Since you add_headers in the /nextcloud-location, the HSTS-header doesn’t get inherited.

“There could be several add_header directives. These directives are inherited from the previous configuration level if and only if there are no add_header directives defined on the current level.” (Source: Module ngx_http_headers_module)

well, what do I do then, if I want some headers to be applied to the whole server, and some to dedicated subfolders only?

O, I think I get. I just need to copy all headers from root level to nextcloud level. That way all other locations will continue to use just the root headers, and nextcloud subfolder will “inherit” them via this explicit copying.
I’ll try that.

Exactly: if you add headers on a sublevel, you need to add all headers you want to be delivered from that level.
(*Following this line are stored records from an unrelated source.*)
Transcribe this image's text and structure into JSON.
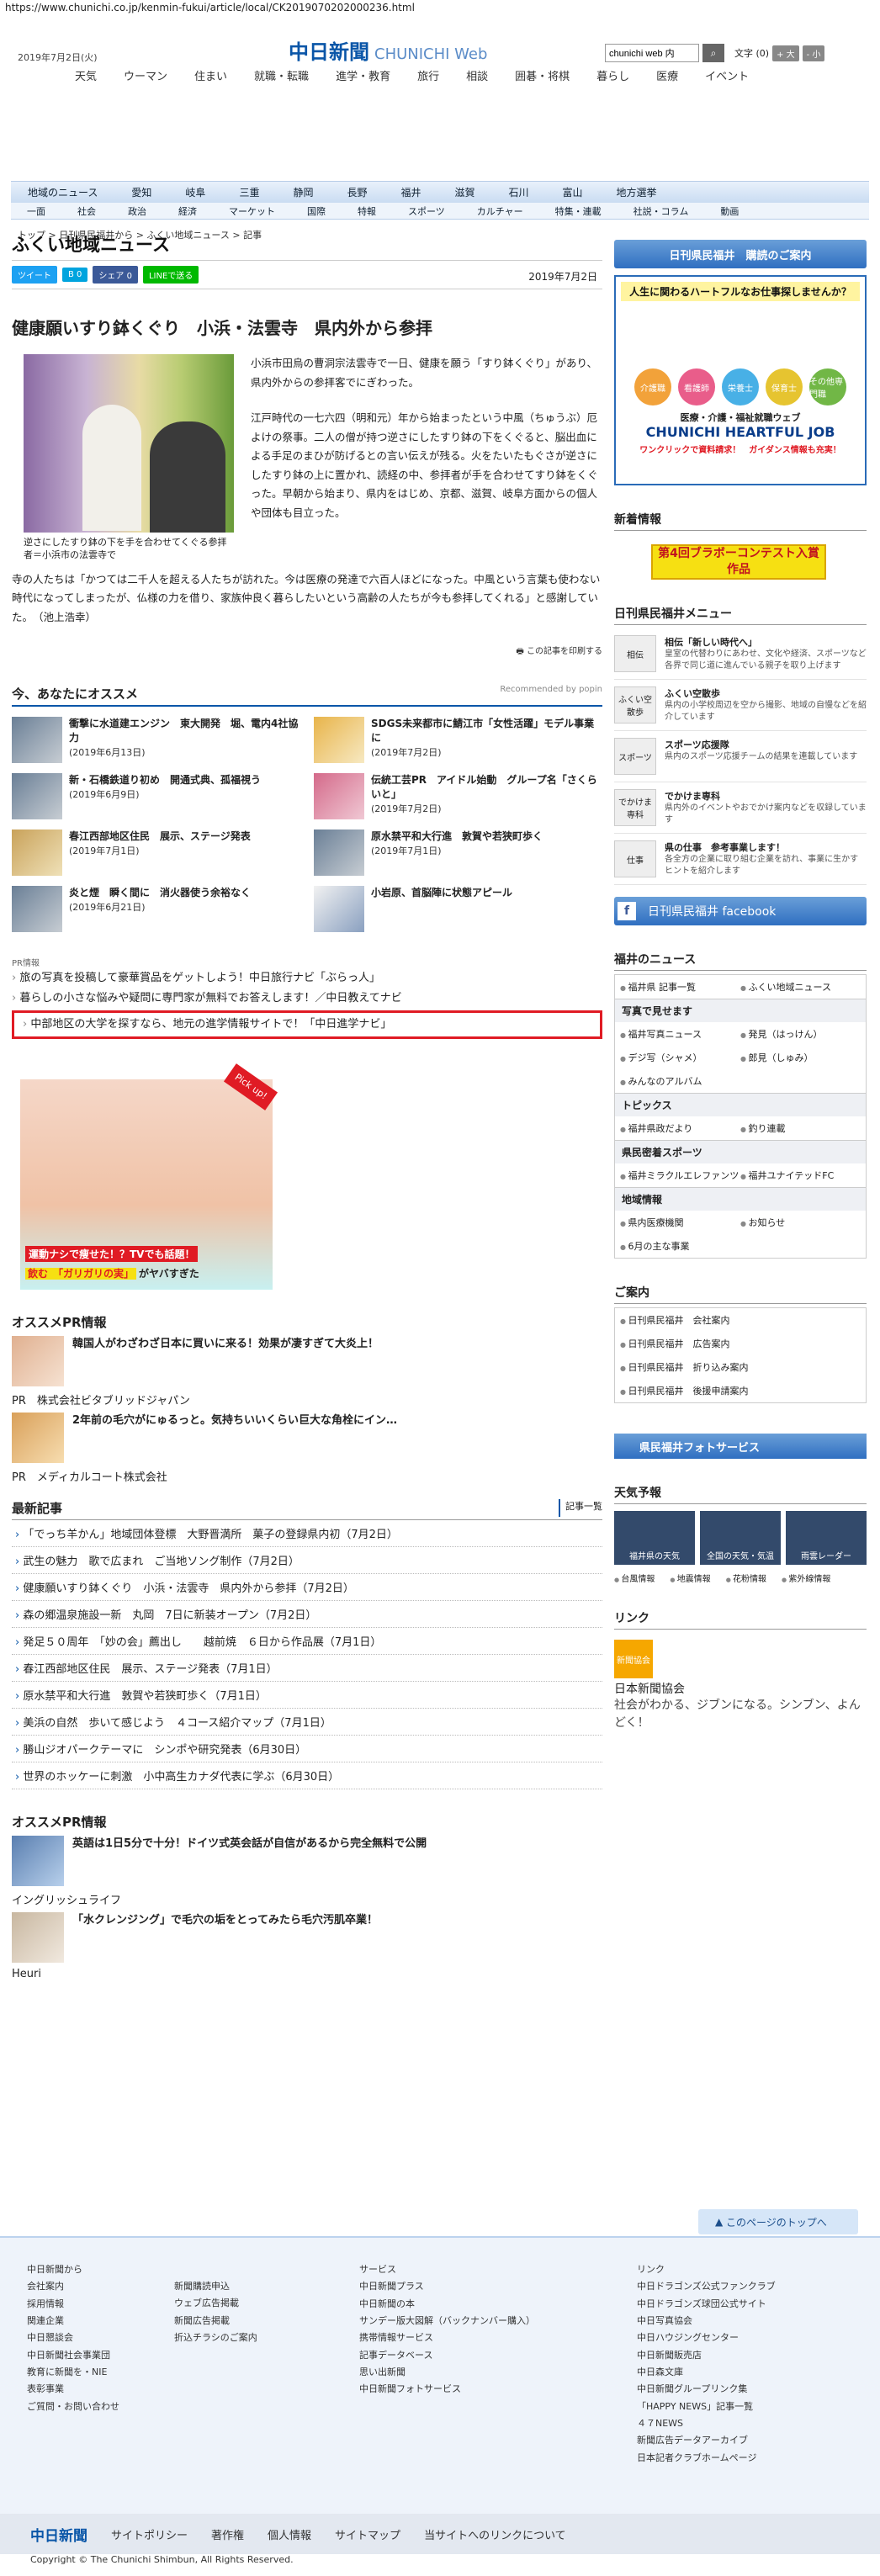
{
  "url": "https://www.chunichi.co.jp/kenmin-fukui/article/local/CK2019070202000236.html",
  "header": {
    "date": "2019年7月2日(火)",
    "logo": "中日新聞",
    "logo_web": "CHUNICHI Web",
    "search_value": "chunichi web 内",
    "text_label": "文字",
    "text_count": "(0)",
    "bigger": "+ 大",
    "smaller": "- 小"
  },
  "topnav": [
    "天気",
    "ウーマン",
    "住まい",
    "就職・転職",
    "進学・教育",
    "旅行",
    "相談",
    "囲碁・将棋",
    "暮らし",
    "医療",
    "イベント"
  ],
  "navbar": [
    "地域のニュース",
    "愛知",
    "岐阜",
    "三重",
    "静岡",
    "長野",
    "福井",
    "滋賀",
    "石川",
    "富山",
    "地方選挙"
  ],
  "navbar2": [
    "一面",
    "社会",
    "政治",
    "経済",
    "マーケット",
    "国際",
    "特報",
    "スポーツ",
    "カルチャー",
    "特集・連載",
    "社説・コラム",
    "動画"
  ],
  "breadcrumb": "トップ > 日刊県民福井から > ふくい地域ニュース > 記事",
  "section_title": "ふくい地域ニュース",
  "share": {
    "tweet": "ツイート",
    "hatena": "B 0",
    "fb_share": "シェア 0",
    "line": "LINEで送る",
    "date": "2019年7月2日"
  },
  "article": {
    "headline": "健康願いすり鉢くぐり　小浜・法雲寺　県内外から参拝",
    "caption": "逆さにしたすり鉢の下を手を合わせてくぐる参拝者＝小浜市の法雲寺で",
    "p1": "小浜市田烏の曹洞宗法雲寺で一日、健康を願う「すり鉢くぐり」があり、県内外からの参拝客でにぎわった。",
    "p2": "江戸時代の一七六四（明和元）年から始まったという中風（ちゅうぶ）厄よけの祭事。二人の僧が持つ逆さにしたすり鉢の下をくぐると、脳出血による手足のまひが防げるとの言い伝えが残る。火をたいたもぐさが逆さにしたすり鉢の上に置かれ、読経の中、参拝者が手を合わせてすり鉢をくぐった。早朝から始まり、県内をはじめ、京都、滋賀、岐阜方面からの個人や団体も目立った。",
    "p3": "寺の人たちは「かつては二千人を超える人たちが訪れた。今は医療の発達で六百人ほどになった。中風という言葉も使わない時代になってしまったが、仏様の力を借り、家族仲良く暮らしたいという高齢の人たちが今も参拝してくれる」と感謝していた。　（池上浩幸）",
    "print": "この記事を印刷する"
  },
  "reco": {
    "title": "今、あなたにオススメ",
    "powered": "Recommended by popin",
    "items": [
      {
        "t": "衝撃に水道建エンジン　東大開発　堀、電内4社協力",
        "d": "(2019年6月13日)"
      },
      {
        "t": "SDGS未来都市に鯖江市「女性活躍」モデル事業に",
        "d": "(2019年7月2日)"
      },
      {
        "t": "新・石橋鉄道り初め　開通式典、孤福視う",
        "d": "(2019年6月9日)"
      },
      {
        "t": "伝統工芸PR　アイドル始動　グループ名「さくらいと」",
        "d": "(2019年7月2日)"
      },
      {
        "t": "春江西部地区住民　展示、ステージ発表",
        "d": "(2019年7月1日)"
      },
      {
        "t": "原水禁平和大行進　敦賀や若狭町歩く",
        "d": "(2019年7月1日)"
      },
      {
        "t": "炎と煙　瞬く間に　消火器使う余裕なく",
        "d": "(2019年6月21日)"
      },
      {
        "t": "小岩原、首脳陣に状態アピール",
        "d": ""
      }
    ]
  },
  "pr": {
    "label": "PR情報",
    "items": [
      "旅の写真を投稿して豪華賞品をゲットしよう！中日旅行ナビ「ぶらっ人」",
      "暮らしの小さな悩みや疑問に専門家が無料でお答えします！／中日教えてナビ"
    ],
    "highlight": "中部地区の大学を探すなら、地元の進学情報サイトで！「中日進学ナビ」"
  },
  "ad": {
    "pick": "Pick up!",
    "b1": "運動ナシで痩せた！？TVでも話題！",
    "b2a": "飲む",
    "b2b": "「ガリガリの実」",
    "b2c": "がヤバすぎた"
  },
  "osusume1": {
    "title": "オススメPR情報",
    "items": [
      {
        "t": "韓国人がわざわざ日本に買いに来る！効果が凄すぎて大炎上！",
        "src": "PR　株式会社ビタブリッドジャパン"
      },
      {
        "t": "2年前の毛穴がにゅるっと。気持ちいいくらい巨大な角栓にイン…",
        "src": "PR　メディカルコート株式会社"
      }
    ]
  },
  "latest": {
    "title": "最新記事",
    "all": "記事一覧",
    "items": [
      "「でっち羊かん」地域団体登標　大野晋満所　菓子の登録県内初（7月2日）",
      "武生の魅力　歌で広まれ　ご当地ソング制作（7月2日）",
      "健康願いすり鉢くぐり　小浜・法雲寺　県内外から参拝（7月2日）",
      "森の郷温泉施設一新　丸岡　7日に新装オープン（7月2日）",
      "発足５０周年　「妙の会」薦出し　　越前焼　６日から作品展（7月1日）",
      "春江西部地区住民　展示、ステージ発表（7月1日）",
      "原水禁平和大行進　敦賀や若狭町歩く（7月1日）",
      "美浜の自然　歩いて感じよう　４コース紹介マップ（7月1日）",
      "勝山ジオパークテーマに　シンポや研究発表（6月30日）",
      "世界のホッケーに刺激　小中高生カナダ代表に学ぶ（6月30日）"
    ]
  },
  "osusume2": {
    "title": "オススメPR情報",
    "items": [
      {
        "t": "英語は1日5分で十分！ドイツ式英会話が自信があるから完全無料で公開",
        "src": "イングリッシュライフ"
      },
      {
        "t": "「水クレンジング」で毛穴の垢をとってみたら毛穴汚肌卒業！",
        "src": "Heuri"
      }
    ]
  },
  "side": {
    "kodoku": "日刊県民福井　購読のご案内",
    "job": {
      "l1": "人生に関わるハートフルなお仕事探しませんか？",
      "c": [
        "介護職",
        "看護師",
        "栄養士",
        "保育士",
        "その他専門職"
      ],
      "l2": "医療・介護・福祉就職ウェブ",
      "l3": "CHUNICHI HEARTFUL JOB",
      "l4": "ワンクリックで資料請求！　ガイダンス情報も充実！"
    },
    "new_title": "新着情報",
    "contest": "第4回ブラボーコンテスト入賞作品",
    "menu_title": "日刊県民福井メニュー",
    "menu": [
      {
        "ic": "相伝",
        "h": "相伝「新しい時代へ」",
        "b": "皇室の代替わりにあわせ、文化や経済、スポーツなど各界で同じ道に進んでいる親子を取り上げます"
      },
      {
        "ic": "ふくい空散歩",
        "h": "ふくい空散歩",
        "b": "県内の小学校周辺を空から撮影、地域の自慢などを紹介しています"
      },
      {
        "ic": "スポーツ",
        "h": "スポーツ応援隊",
        "b": "県内のスポーツ応援チームの結果を連載しています"
      },
      {
        "ic": "でかけま専科",
        "h": "でかけま専科",
        "b": "県内外のイベントやおでかけ案内などを収録しています"
      },
      {
        "ic": "仕事",
        "h": "県の仕事　参考事業します！",
        "b": "各全方の企業に取り組む企業を訪れ、事業に生かすヒントを紹介します"
      }
    ],
    "facebook": "日刊県民福井 facebook",
    "fukui_title": "福井のニュース",
    "fukui": [
      [
        "福井県 記事一覧",
        "ふくい地域ニュース"
      ]
    ],
    "kiji_sub": "写真で見せます",
    "kiji": [
      [
        "福井写真ニュース",
        "発見（はっけん）"
      ],
      [
        "デジ写（シャメ）",
        "郎見（しゅみ）"
      ],
      [
        "みんなのアルバム",
        ""
      ]
    ],
    "topics_sub": "トピックス",
    "topics": [
      [
        "福井県政だより",
        "釣り連載"
      ]
    ],
    "sports_sub": "県民密着スポーツ",
    "sports": [
      [
        "福井ミラクルエレファンツ",
        "福井ユナイテッドFC"
      ]
    ],
    "area_sub": "地域情報",
    "area": [
      [
        "県内医療機関",
        "お知らせ"
      ],
      [
        "6月の主な事業",
        ""
      ]
    ],
    "guide_title": "ご案内",
    "guide": [
      "日刊県民福井　会社案内",
      "日刊県民福井　広告案内",
      "日刊県民福井　折り込み案内",
      "日刊県民福井　後援申請案内"
    ],
    "photoservice": "県民福井フォトサービス",
    "weather_title": "天気予報",
    "weather": [
      "福井県の天気",
      "全国の天気・気温",
      "雨雲レーダー"
    ],
    "wrow": [
      "台風情報",
      "地震情報",
      "花粉情報",
      "紫外線情報"
    ],
    "link_title": "リンク",
    "link_icon": "新聞協会",
    "link_name": "日本新聞協会",
    "link_slogan": "社会がわかる、ジブンになる。シンブン、よんどく！"
  },
  "totop": "このページのトップへ",
  "footer": {
    "c1_title": "中日新聞から",
    "c1": [
      "会社案内",
      "採用情報",
      "関連企業",
      "中日懇談会",
      "中日新聞社会事業団",
      "教育に新聞を・NIE",
      "表彰事業",
      "ご質問・お問い合わせ"
    ],
    "c2": [
      "新聞購読申込",
      "ウェブ広告掲載",
      "新聞広告掲載",
      "折込チラシのご案内"
    ],
    "c3_title": "サービス",
    "c3": [
      "中日新聞プラス",
      "中日新聞の本",
      "サンデー版大図解（バックナンバー購入）",
      "携帯情報サービス",
      "記事データベース",
      "思い出新聞",
      "中日新聞フォトサービス"
    ],
    "c4_title": "リンク",
    "c4": [
      "中日ドラゴンズ公式ファンクラブ",
      "中日ドラゴンズ球団公式サイト",
      "中日写真協会",
      "中日ハウジングセンター",
      "中日新聞販売店",
      "中日森文庫",
      "中日新聞グループリンク集",
      "「HAPPY NEWS」記事一覧",
      "４７NEWS",
      "新聞広告データアーカイブ",
      "日本記者クラブホームページ"
    ],
    "bar": [
      "中日新聞",
      "サイトポリシー",
      "著作権",
      "個人情報",
      "サイトマップ",
      "当サイトへのリンクについて"
    ],
    "copy": "Copyright © The Chunichi Shimbun, All Rights Reserved."
  }
}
A good starting point for debugging nextcloud nginx issues is always the nginx config from the official nextcloud documentation at docs.nextcloud.com.

Yes! that solved my issue. I have just realized that I have the same headers configured on a root level and on a nextcloud subfolder level, except the HSTS header. I copied it over and now the warning is gone. I suppose I have migrated the config to the recommended at nextcloud documentation page, but the leftovers broke this one particalar thing.
Thanks, @Bernie_O and @chrissi55 for your help, my system is now safer and my mind is at peace :slight_smile:

2 Likes

If I have read the thread correctly, your server sets the HSTS header. In the past, I had the same warning, even if the header was set. The problem was: The header was set twice. You can verify this with Firefox or Chrome using the developer tools: Press Ctrl -Shift-I or Ctrl -Shift-C, here you can see the headers. If you see the HSTS header twice, this may be the problem.
Try to remove the configuration in the server-global configuration file and test it again. Maybe, it is set in an specific config file or the .htaccess for your Nextcloud, too.